Never supposing for an instant that Olivier could have an aristocrat for an intimate friend, the poor child feared that Gerald had taken another name in order to conceal, not the obscurity of his birth or condition,—these were no disgrace in Herminie's eyes,—but guilty or dishonourable antecedents. In short, she imagined that Gerald must have committed some dishonourable act in the past.

So, in her wild terror, the girl, holding up her two hands as if to ward off an impending blow, exclaimed, brokenly:

"Do not finish this shameful confession, do not, I beseech you."

"Shameful!" repeated Olivier. "What! because Gerald has concealed the fact that he is the Duc de Senneterre—"

"You say that Gerald, your friend—"

"Is the Duc de Senneterre!
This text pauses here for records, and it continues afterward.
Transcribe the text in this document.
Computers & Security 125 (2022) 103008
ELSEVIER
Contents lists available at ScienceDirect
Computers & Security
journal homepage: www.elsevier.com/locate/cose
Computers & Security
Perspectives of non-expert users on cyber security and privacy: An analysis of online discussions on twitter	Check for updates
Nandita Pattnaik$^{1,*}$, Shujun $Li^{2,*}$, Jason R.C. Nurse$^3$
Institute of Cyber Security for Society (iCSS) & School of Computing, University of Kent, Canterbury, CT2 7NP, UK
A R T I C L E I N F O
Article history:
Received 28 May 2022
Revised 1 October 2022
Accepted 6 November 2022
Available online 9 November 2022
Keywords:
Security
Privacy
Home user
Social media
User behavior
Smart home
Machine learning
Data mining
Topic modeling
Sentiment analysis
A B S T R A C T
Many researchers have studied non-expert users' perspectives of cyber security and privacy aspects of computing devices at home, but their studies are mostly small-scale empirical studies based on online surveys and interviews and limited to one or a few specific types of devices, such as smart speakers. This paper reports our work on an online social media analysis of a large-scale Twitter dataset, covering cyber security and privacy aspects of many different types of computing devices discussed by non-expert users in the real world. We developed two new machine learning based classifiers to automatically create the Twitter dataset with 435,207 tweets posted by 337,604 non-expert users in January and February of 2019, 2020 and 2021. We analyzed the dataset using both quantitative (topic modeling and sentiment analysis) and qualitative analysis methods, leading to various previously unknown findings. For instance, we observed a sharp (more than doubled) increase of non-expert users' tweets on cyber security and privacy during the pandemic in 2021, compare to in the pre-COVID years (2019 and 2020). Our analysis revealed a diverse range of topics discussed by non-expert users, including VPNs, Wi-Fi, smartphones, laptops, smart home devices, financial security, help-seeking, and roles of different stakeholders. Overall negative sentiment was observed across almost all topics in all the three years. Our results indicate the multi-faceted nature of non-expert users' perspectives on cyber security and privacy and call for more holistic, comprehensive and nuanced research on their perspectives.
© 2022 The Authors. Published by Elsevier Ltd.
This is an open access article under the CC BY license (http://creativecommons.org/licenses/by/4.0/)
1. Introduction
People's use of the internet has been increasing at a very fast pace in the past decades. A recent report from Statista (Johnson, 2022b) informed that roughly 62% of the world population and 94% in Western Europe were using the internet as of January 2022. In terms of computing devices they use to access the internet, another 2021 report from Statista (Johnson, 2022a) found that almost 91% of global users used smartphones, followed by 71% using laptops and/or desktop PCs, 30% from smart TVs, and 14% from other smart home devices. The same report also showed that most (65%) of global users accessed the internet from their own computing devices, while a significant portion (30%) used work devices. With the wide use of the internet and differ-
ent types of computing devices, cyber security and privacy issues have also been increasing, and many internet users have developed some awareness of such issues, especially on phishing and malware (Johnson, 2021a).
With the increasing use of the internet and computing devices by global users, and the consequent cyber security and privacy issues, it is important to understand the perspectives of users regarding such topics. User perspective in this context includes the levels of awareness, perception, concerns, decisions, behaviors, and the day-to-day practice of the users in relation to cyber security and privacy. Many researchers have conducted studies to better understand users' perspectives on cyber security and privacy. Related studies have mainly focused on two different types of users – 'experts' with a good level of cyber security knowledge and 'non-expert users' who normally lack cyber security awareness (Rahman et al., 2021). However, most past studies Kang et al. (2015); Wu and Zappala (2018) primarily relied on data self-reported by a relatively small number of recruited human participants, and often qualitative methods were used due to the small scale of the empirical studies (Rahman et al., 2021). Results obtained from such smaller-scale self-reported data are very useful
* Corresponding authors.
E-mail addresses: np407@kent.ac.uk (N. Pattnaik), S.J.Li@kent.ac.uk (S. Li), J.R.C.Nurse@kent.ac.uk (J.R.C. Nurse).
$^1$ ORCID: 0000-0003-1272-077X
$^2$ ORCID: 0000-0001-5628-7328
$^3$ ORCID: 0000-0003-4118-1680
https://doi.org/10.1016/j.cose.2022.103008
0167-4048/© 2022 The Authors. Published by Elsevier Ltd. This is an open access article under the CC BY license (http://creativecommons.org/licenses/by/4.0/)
Yes, mademoiselle. We were at college together; he enlisted, as I did. In that way I met him again, and since that time our intimacy has never flagged. And now, Mlle. Herminie, you can, perhaps, understand why Gerald concealed his real name and position from you. It was a wrong to which I became an accomplice through thoughtlessness; for what has since become a serious matter, that I deeply regret, was at first merely intended as a joke. Unfortunately, the introduction of Gerald as a notary's clerk to Madame Herbaut had already been made, when a singular chance brought you and my friend together. You will understand the rest. But I repeat that Gerald resolved, of his own free will, to confess the truth to you, as a continued deception was too revolting to his sense of honour."

On hearing that Gerald, instead of being a disgraced man, hiding under an assumed name, had really been guilty of no other wrong than that of concealing his noble birth, the revulsion of feeling Herminie underwent was so sudden and violent that she at first experienced a sort of vertigo; but when she became capable of reflection, when she became able to realise the consequences of this revelation, the young girl, who was as pale as death, trembled in every limb. Her knees tottered under her, and for a moment she was obliged to lean against the mantel for support.

When she did speak, it was in a strangely altered voice.